One thing I have realized over this past Easter/ General Conference weekend is that our Savior is an amazing being. How lucky are we to have him by our side throughout this journey.
I realized with my last post that I may have come off as “I am not struggling one bit with this”. While this was the best decision and I am so much happier and at peace, it doesn’t mean that some days may not just suck.
It doesn’t mean that all my Timehop memories are wedding related right now and I often ponder what the heck happened. I have my moments of weakness, I cry, I let Satan in my head, I blame myself.

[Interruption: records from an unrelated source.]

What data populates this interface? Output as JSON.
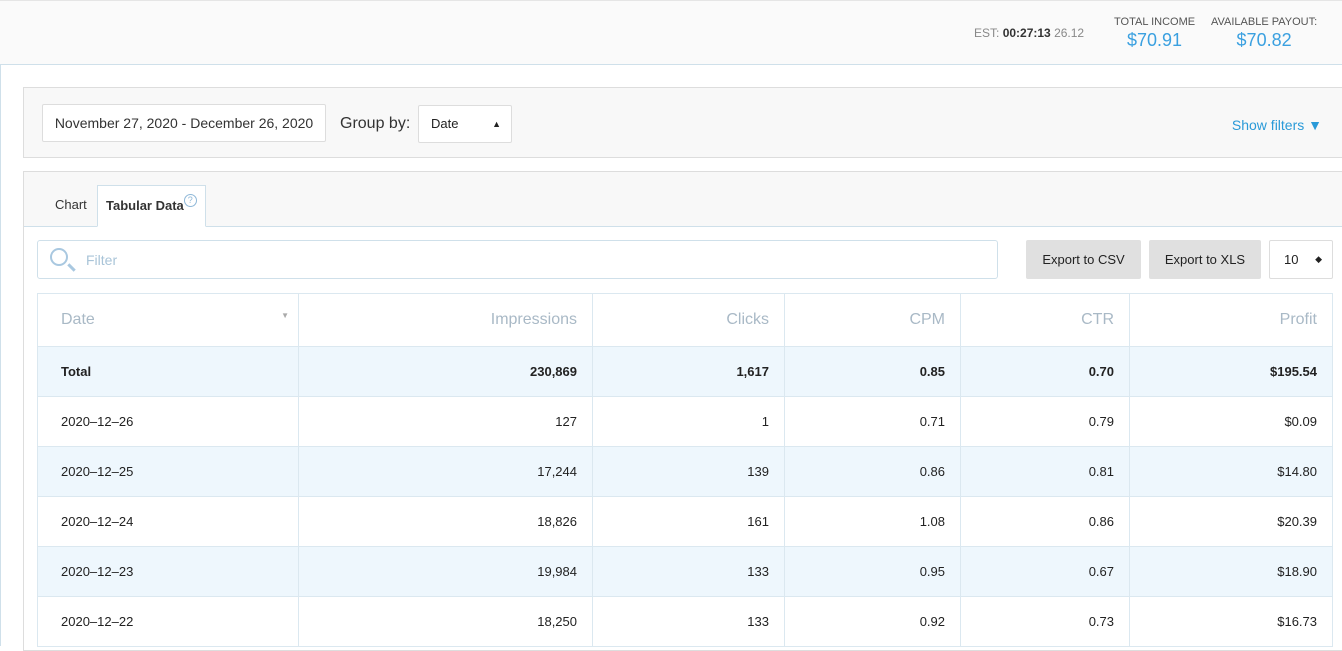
{
  "header": {
    "est_label": "EST:",
    "est_time": "00:27:13",
    "est_date": "26.12",
    "total_income_label": "TOTAL INCOME",
    "total_income": "$70.91",
    "payout_label": "AVAILABLE PAYOUT:",
    "payout": "$70.82"
  },
  "filters": {
    "date_range": "November 27, 2020 - December 26, 2020",
    "group_by_label": "Group by:",
    "group_by_value": "Date",
    "show_filters": "Show filters ▼"
  },
  "tabs": [
    {
      "label": "Chart"
    },
    {
      "label": "Tabular Data"
    }
  ],
  "toolbar": {
    "filter_placeholder": "Filter",
    "export_csv": "Export to CSV",
    "export_xls": "Export to XLS",
    "page_size": "10"
  },
  "table": {
    "columns": [
      "Date",
      "Impressions",
      "Clicks",
      "CPM",
      "CTR",
      "Profit"
    ],
    "rows": [
      [
        "Total",
        "230,869",
        "1,617",
        "0.85",
        "0.70",
        "$195.54"
      ],
      [
        "2020–12–26",
        "127",
        "1",
        "0.71",
        "0.79",
        "$0.09"
      ],
      [
        "2020–12–25",
        "17,244",
        "139",
        "0.86",
        "0.81",
        "$14.80"
      ],
      [
        "2020–12–24",
        "18,826",
        "161",
        "1.08",
        "0.86",
        "$20.39"
      ],
      [
        "2020–12–23",
        "19,984",
        "133",
        "0.95",
        "0.67",
        "$18.90"
      ],
      [
        "2020–12–22",
        "18,250",
        "133",
        "0.92",
        "0.73",
        "$16.73"
      ]
    ]
  }
}
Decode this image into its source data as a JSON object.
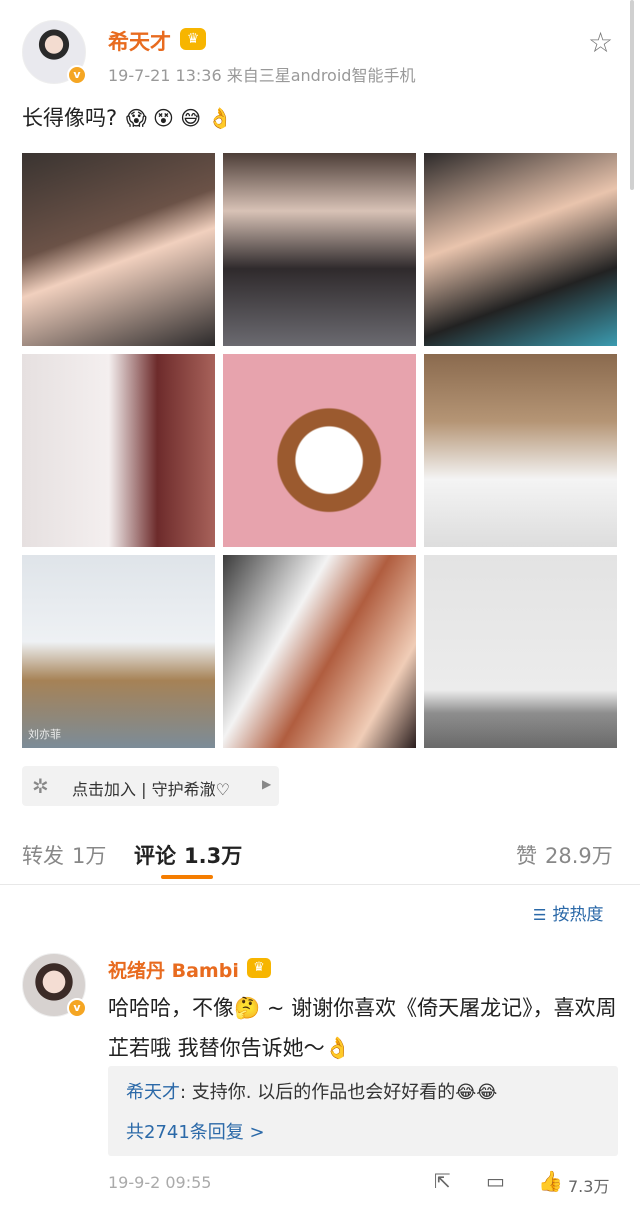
{
  "post": {
    "author": "希天才",
    "meta": "19-7-21 13:36  来自三星android智能手机",
    "text": "长得像吗?",
    "emojis": "😱 😵 😅 👌",
    "tile_caption": "刘亦菲"
  },
  "topic": {
    "label": "点击加入 | 守护希澈♡"
  },
  "stats": {
    "repost_label": "转发",
    "repost_count": "1万",
    "comment_label": "评论",
    "comment_count": "1.3万",
    "like_label": "赞",
    "like_count": "28.9万"
  },
  "sort": {
    "label": "按热度"
  },
  "comment": {
    "author": "祝绪丹 Bambi",
    "text": "哈哈哈，不像🤔 ~ 谢谢你喜欢《倚天屠龙记》，喜欢周芷若哦 我替你告诉她～👌",
    "reply_author": "希天才",
    "reply_text": ": 支持你. 以后的作品也会好好看的😂😂",
    "reply_more": "共2741条回复 >",
    "time": "19-9-2 09:55",
    "likes": "7.3万"
  },
  "colors": {
    "accent_orange": "#f57d00",
    "name_orange": "#e86b1f",
    "link_blue": "#2b69a8"
  }
}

One thing they’ve always said is that when you need to hear something you will hear it and you will think the talks were designed just for you. I can’t say that’s not how I felt watching General Conference. The talks on forgiveness, on relying on our Savior, all of it, I felt like those men were just talking straight to me.

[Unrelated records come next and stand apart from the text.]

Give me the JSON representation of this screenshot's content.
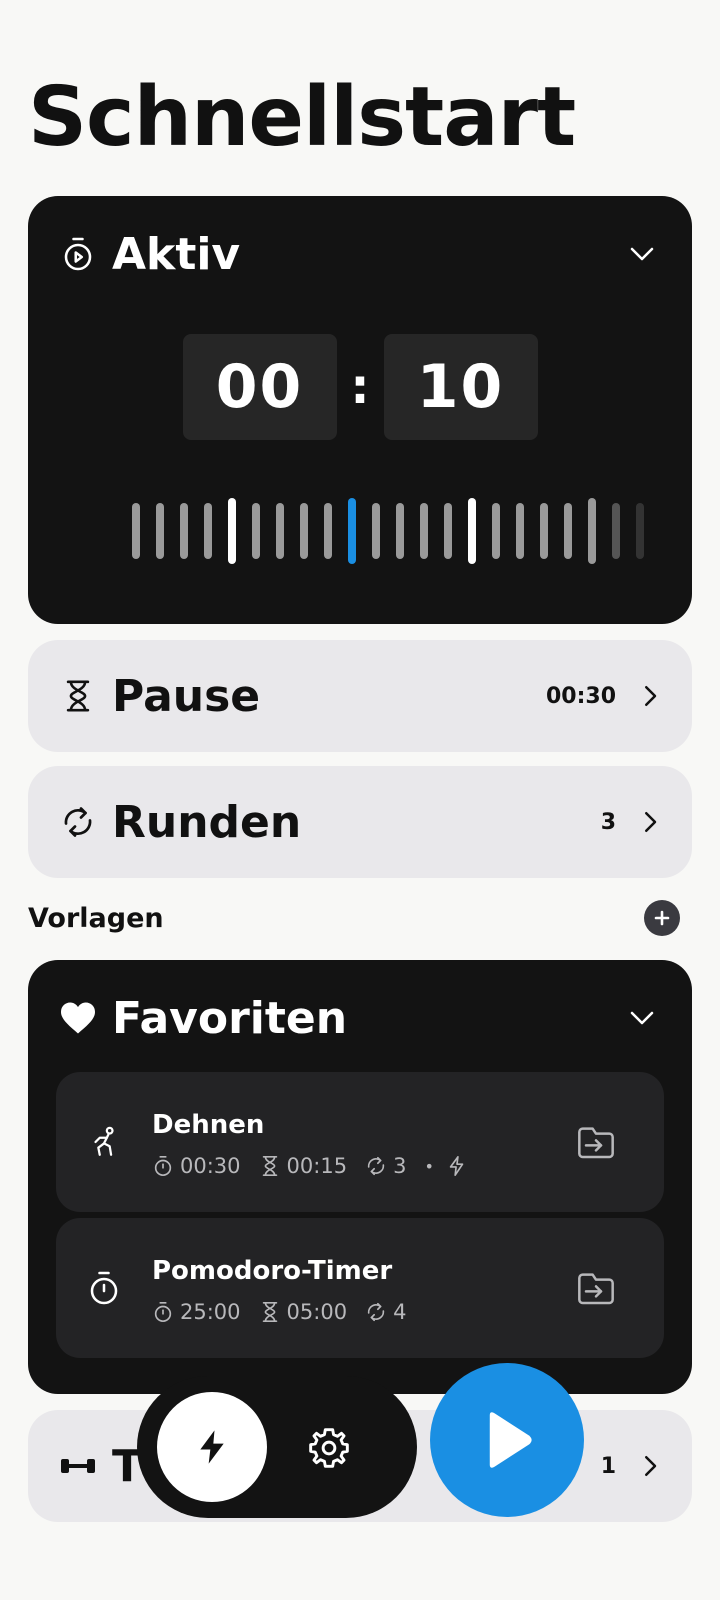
{
  "page": {
    "title": "Schnellstart"
  },
  "active": {
    "title": "Aktiv",
    "minutes": "00",
    "separator": ":",
    "seconds": "10"
  },
  "pause": {
    "label": "Pause",
    "value": "00:30"
  },
  "rounds": {
    "label": "Runden",
    "value": "3"
  },
  "templates": {
    "section_label": "Vorlagen"
  },
  "favorites": {
    "title": "Favoriten",
    "items": [
      {
        "name": "Dehnen",
        "work": "00:30",
        "rest": "00:15",
        "rounds": "3",
        "dot": "•",
        "icon": "stretching-person-icon"
      },
      {
        "name": "Pomodoro-Timer",
        "work": "25:00",
        "rest": "05:00",
        "rounds": "4",
        "icon": "stopwatch-icon"
      }
    ]
  },
  "bottom_row": {
    "label_partial": "T",
    "value": "1"
  },
  "colors": {
    "accent": "#1a8fe3",
    "dark_card": "#131313",
    "light_row": "#e9e8eb",
    "background": "#f8f8f6"
  }
}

Forgiveness is a tough one. Forgiving someone that you may have felt wronged you in so many ways, or who treated you poorly, whatever it may be, I feel like we all have those people in our lives that we still hold a little bit of bitterness towards. We have that one person or people who the thought of forgiving them never crossed our minds. We may find it easier to look towards bitterness and hatred rather than love and charity. But our Savior asked us to forgive everyone. Whatever the circumstance, we need to work on forgiveness.

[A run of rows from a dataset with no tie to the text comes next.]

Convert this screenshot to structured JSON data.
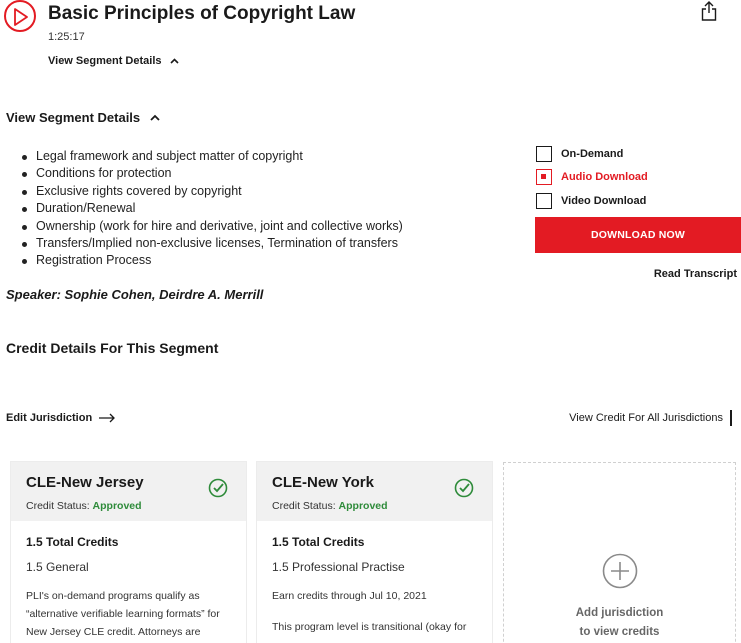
{
  "header": {
    "title": "Basic Principles of Copyright Law",
    "duration": "1:25:17",
    "segment_toggle_label": "View Segment Details"
  },
  "segment": {
    "toggle_label": "View Segment Details",
    "topics": [
      "Legal framework and subject matter of copyright",
      "Conditions for protection",
      "Exclusive rights covered by copyright",
      "Duration/Renewal",
      "Ownership (work for hire and derivative, joint and collective works)",
      "Transfers/Implied non-exclusive licenses, Termination of transfers",
      "Registration Process"
    ],
    "speaker": "Speaker: Sophie Cohen, Deirdre A. Merrill"
  },
  "formats": {
    "options": [
      {
        "label": "On-Demand",
        "checked": false
      },
      {
        "label": "Audio Download",
        "checked": true
      },
      {
        "label": "Video Download",
        "checked": false
      }
    ],
    "download_label": "DOWNLOAD NOW",
    "transcript_label": "Read Transcript"
  },
  "credits": {
    "heading": "Credit Details For This Segment",
    "edit_jurisdiction_label": "Edit Jurisdiction",
    "view_all_label": "View Credit For All Jurisdictions",
    "cards": [
      {
        "title": "CLE-New Jersey",
        "status_label": "Credit Status:",
        "status_value": "Approved",
        "total": "1.5 Total Credits",
        "type": "1.5 General",
        "note": "PLI's on-demand programs qualify as “alternative verifiable learning formats” for New Jersey CLE credit. Attorneys are limited"
      },
      {
        "title": "CLE-New York",
        "status_label": "Credit Status:",
        "status_value": "Approved",
        "total": "1.5 Total Credits",
        "type": "1.5 Professional Practise",
        "earn_through": "Earn credits through Jul 10, 2021",
        "note": "This program level is transitional (okay for"
      }
    ],
    "add_card": {
      "line1": "Add jurisdiction",
      "line2": "to view credits"
    }
  },
  "colors": {
    "accent": "#e31b23",
    "approved": "#2e8b3a",
    "card_header_bg": "#f1f1f1"
  },
  "icons": {
    "play": "play-circle-icon",
    "share": "share-icon",
    "chevron": "chevron-up-icon",
    "arrow": "arrow-right-icon",
    "check": "check-circle-icon",
    "plus": "plus-circle-icon"
  }
}
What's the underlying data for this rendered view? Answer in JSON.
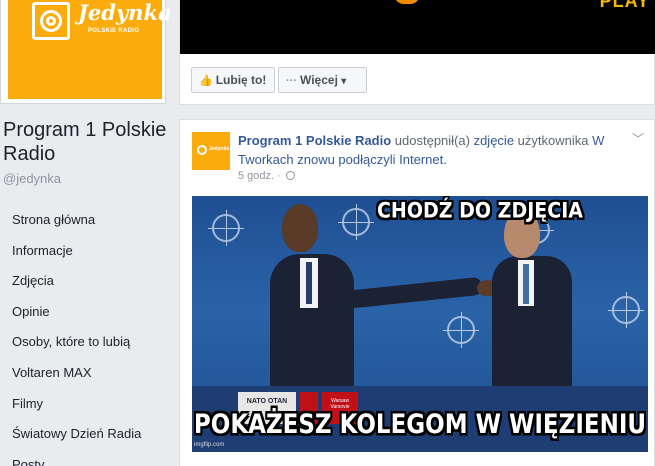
{
  "page": {
    "logo_name": "Jedynka",
    "logo_sub": "POLSKIE RADIO",
    "name": "Program 1 Polskie Radio",
    "handle": "@jedynka"
  },
  "nav": [
    {
      "label": "Strona główna"
    },
    {
      "label": "Informacje"
    },
    {
      "label": "Zdjęcia"
    },
    {
      "label": "Opinie"
    },
    {
      "label": "Osoby, które to lubią"
    },
    {
      "label": "Voltaren MAX"
    },
    {
      "label": "Filmy"
    },
    {
      "label": "Światowy Dzień Radia"
    },
    {
      "label": "Posty"
    }
  ],
  "cover": {
    "text": "PLAY"
  },
  "actions": {
    "like_label": "Lubię to!",
    "more_label": "Więcej",
    "more_dots": "···",
    "like_icon": "thumbs-up-icon",
    "caret": "▾"
  },
  "post": {
    "author": "Program 1 Polskie Radio",
    "verb": "udostępnił(a)",
    "photo_link": "zdjęcie",
    "owner_prefix": "użytkownika",
    "owner": "W Tworkach znowu podłączyli Internet.",
    "time": "5 godz.",
    "dot": "·",
    "chevron": "﹀",
    "avatar_text": "Jedynka",
    "meme_top": "CHODŹ DO ZDJĘCIA",
    "meme_bottom": "POKAŻESZ KOLEGOM W WIĘZIENIU",
    "watermark": "imgflip.com",
    "sign_text": "NATO OTAN",
    "sign_text2": "Warsaw Varsovie"
  },
  "colors": {
    "brand": "#fbab0c",
    "link": "#365899",
    "background": "#e9ebee"
  }
}
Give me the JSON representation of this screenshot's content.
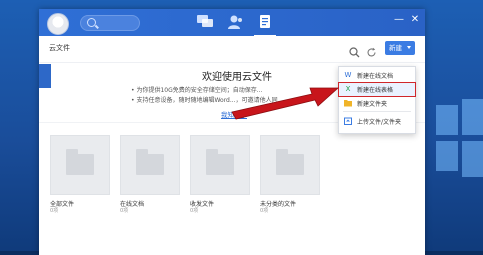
{
  "colors": {
    "accent": "#2f6fd6",
    "arrow": "#c8151b",
    "highlight_border": "#d0262a"
  },
  "titlebar": {
    "nav_icons": [
      "chat-icon",
      "contacts-icon",
      "cloud-file-icon"
    ],
    "window_controls": [
      "—",
      "✕"
    ]
  },
  "toolbar": {
    "breadcrumb": "云文件",
    "new_button": "新建"
  },
  "welcome": {
    "title": "欢迎使用云文件",
    "line1": "• 为你提供10G免费的安全存储空间；自动保存...",
    "line2": "• 支持任意设备，随时随地编辑Word...，可邀请他人同...",
    "link": "我知道了"
  },
  "folders": [
    {
      "name": "全部文件",
      "count": "0项"
    },
    {
      "name": "在线文档",
      "count": "0项"
    },
    {
      "name": "收发文件",
      "count": "0项"
    },
    {
      "name": "未分类的文件",
      "count": "0项"
    }
  ],
  "dropdown": {
    "items": [
      {
        "label": "新建在线文档",
        "icon": "online-doc-icon"
      },
      {
        "label": "新建在线表格",
        "icon": "online-sheet-icon"
      },
      {
        "label": "新建文件夹",
        "icon": "folder-icon"
      },
      {
        "label": "上传文件/文件夹",
        "icon": "upload-icon"
      }
    ]
  }
}
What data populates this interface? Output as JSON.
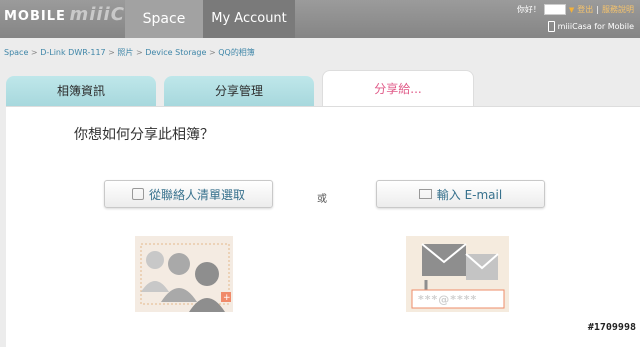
{
  "header": {
    "logo": "MOBILE",
    "logo_sub": "miiiCasa",
    "nav": [
      "Space",
      "My Account"
    ],
    "greeting": "你好！",
    "links": [
      "登出",
      "服務說明"
    ],
    "separator": "|",
    "mobile": "miiiCasa for Mobile"
  },
  "breadcrumb": {
    "items": [
      "Space",
      "D-Link DWR-117",
      "照片",
      "Device Storage",
      "QQ的相簿"
    ],
    "sep": " > "
  },
  "tabs": [
    "相簿資訊",
    "分享管理",
    "分享給..."
  ],
  "panel": {
    "question": "你想如何分享此相簿？",
    "contacts_button": "從聯絡人清單選取",
    "or": "或",
    "email_button": "輸入 E-mail",
    "email_mask": "***@****"
  },
  "watermark": "#1709998",
  "colors": {
    "accent": "#e05a88",
    "link": "#3f86a8",
    "tab": "#a7d8dd"
  }
}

I am the furthest thing from perfect when it comes to forgiveness. It is something I know i need to work on. Forgiving those who i believe hurt me or wronged me makes me want to vomit. And i know that I am not there yet on forgiveness , and that’s okay. But i feel like our savior just wants improvement. He wants to see effort and progress. He doesn’t want us to move backwards but forward in all things. We can’t relive the past. We have to move on. We have to put in our true effort and he will make up the rest, this I know. But I feel like it’s okay for forgiveness to take time. It’s okay to need time to heal before seeking out those that wronged you and forgiving them.
One important part that I’ve had to learn in forgiveness is learning to forgive yourself. Forgive yourself for whatever it may be. Letting go of that burden that’s been on your shoulders. Finding freedom from those thoughts and memories. Forgiving yourself is just as important as forgiving those around you.
Remember, it’s okay to not be okay. You don’t have to be strong every single day. You are aloud to have your days of weakness, you’re aloud to mourn. But one thing that has helped me is to not wonder what if. To dwell on those memories. It has helped me to pray to move forward with my life, and I believe my Savior has aloud me to do that fairly quicker. And for that I am so ever grateful. I believe that is the reason that I am okay. I believe that’s the reason i have found my smile so quickly again. I believe that’s why I found my joy and why I am doing “so okay” with this. My Savior has given me an enormous amount of strength, especially on those days that are hard.
I also learned that it’s okay to lean on others, especially our Savior. Some days can be tough. Some days can be easy. In either circumstance it’s okay to lean on the support and love from those around you. The Savior puts people in our lives to help us. To be a comfort and a sense of peace to us. When the days are tough don’t be afraid to lean on those people.
My mom has been such a strength for me at this time of my life. She is so much more than a mom. She’s a listener, a protector, a best friend, and she is the BEST grandma. If it wasn’t for her I’m not sure I’d ever have a peaceful shower or be able to eat with both hands.
My sister, Jen is one incredible human being. She has the heart of gold. She is a best friend and she is someone who is there for me whenever I need her. She listens, loves and protects.
I am grateful for my sweet Hunter. I am grateful for the love and peace he brings in to my life. He is such a perfect human being and I see the savior in those sweet eyes of his. He is an example to me to keep going and never lose hope. I love you baby boy.
My family are the best people for me. They are all there for me with whatever I need. They show me how to love, and find joy in life. I am so grateful for them.
I am grateful for all of those who reached out to me in love and concern after my last post. Each and every one of you touched my heart and I am thankful for you. I love you all and you boosted my spirits!
I am so grateful for my knowledge of the atonement of Jesus Christ. I know he took on the sins of this world for me, for you, for all of us. Because of him, I can get through this time in my life. Because of him, I am able to seek joy and happiness again. Because of him I have people placed in my life to pull me through. Because of him I have strength to overcome Satan. Because of him I have strength to get through those harder days. I love my Savior and I would be nothing without him.